Sit down with your benefits consultant and its pharmacy consulting team and evaluate the pre-authorization measures in place on both the medical pharmacy and prescription drug benefits. Consider that these high-cost specialty mediations often run through the medical side of your plan.

For example, in the above $750,000 claim example — because the drug was administered in a provider setting — the claim ran through the medical plan’s third party administrator and not through the pharmacy benefit manager. This particular employer had elected not to implement the highest level of pre-authorization processes on the medical side. The employer’s historic concern with implementing this enhanced pre-authorization service was mostly regarding the projected impact on advanced radiology procedures, such as MRIs. However, this TPA’s enhanced pre-authorization service also applies to provider-setting pharmacy claims, including specialty medications.

Fortunately, this employer carries stop-loss coverage far below this $750,000 claim. My retrospective question was if the enhanced pre-authorization service had been in place, would this claim have been approved? The resulting answer was no. While this TPA’s clinical team deems this drug medically necessary for certain diagnoses, the respective claimant’s diagnoses was not one of those. Thus, the enhanced pre-authorization process would have denied the requested treatment plan. What would have happened next? Would the physician have recommended a lower cost treatment? How much would that alternative treatment plan have cost? Would that cost have been lower than the individual stop-loss coverage? We’ll never know these answers.

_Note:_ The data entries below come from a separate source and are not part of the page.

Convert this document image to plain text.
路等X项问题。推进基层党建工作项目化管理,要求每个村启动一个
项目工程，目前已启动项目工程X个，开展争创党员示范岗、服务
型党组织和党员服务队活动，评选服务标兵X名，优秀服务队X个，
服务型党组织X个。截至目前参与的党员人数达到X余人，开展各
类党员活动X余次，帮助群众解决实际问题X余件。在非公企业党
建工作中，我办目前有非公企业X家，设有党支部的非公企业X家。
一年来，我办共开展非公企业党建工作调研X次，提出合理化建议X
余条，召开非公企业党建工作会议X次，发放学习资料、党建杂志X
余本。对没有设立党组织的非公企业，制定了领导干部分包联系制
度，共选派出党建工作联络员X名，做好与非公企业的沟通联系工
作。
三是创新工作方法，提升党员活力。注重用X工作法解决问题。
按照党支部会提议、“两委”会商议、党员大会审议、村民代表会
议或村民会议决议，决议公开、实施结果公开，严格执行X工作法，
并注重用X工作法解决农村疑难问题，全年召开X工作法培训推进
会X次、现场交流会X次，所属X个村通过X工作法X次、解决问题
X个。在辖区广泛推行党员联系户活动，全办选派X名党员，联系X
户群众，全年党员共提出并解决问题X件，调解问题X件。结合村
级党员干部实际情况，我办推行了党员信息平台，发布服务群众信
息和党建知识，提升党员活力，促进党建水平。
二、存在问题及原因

Meanwhile, what would have happened if this $750,000 drug was self-administered and flowed through the prescription drug benefit side? As this employer has the highest level of pre-authorization service provided by its PBM, this drug obviously would have been denied, right? No, after researching the matter, the PBM reported that it would have been approved! This PBM considers the use of this drug for the claimant’s diagnosis to be clinically appropriate! Do you see how complex and incongruent these matters can be?

What are a few other plain-vanilla mitigation measures employers can implement?

· Tighten up the formulary.
· Enhance the step-therapy measures.
· Amend the plan to prevent coupons and other discounts from reducing the participant’s group health plan cost-share. (Certain states are now banning this action on fully insured plans.)

Now’s a great time, in concert with your benefits consultant, TPA and PBM, to review your contracts, plan documents and clinical programs and ask for recommendations.

Finally, as you may know, there are several other much more aggressive mitigation techniques certain employers are now considering. You’ll know these when you see them. When you do, please scratch these concepts well below the surface and involve your risk managers and attorneys in any evaluation.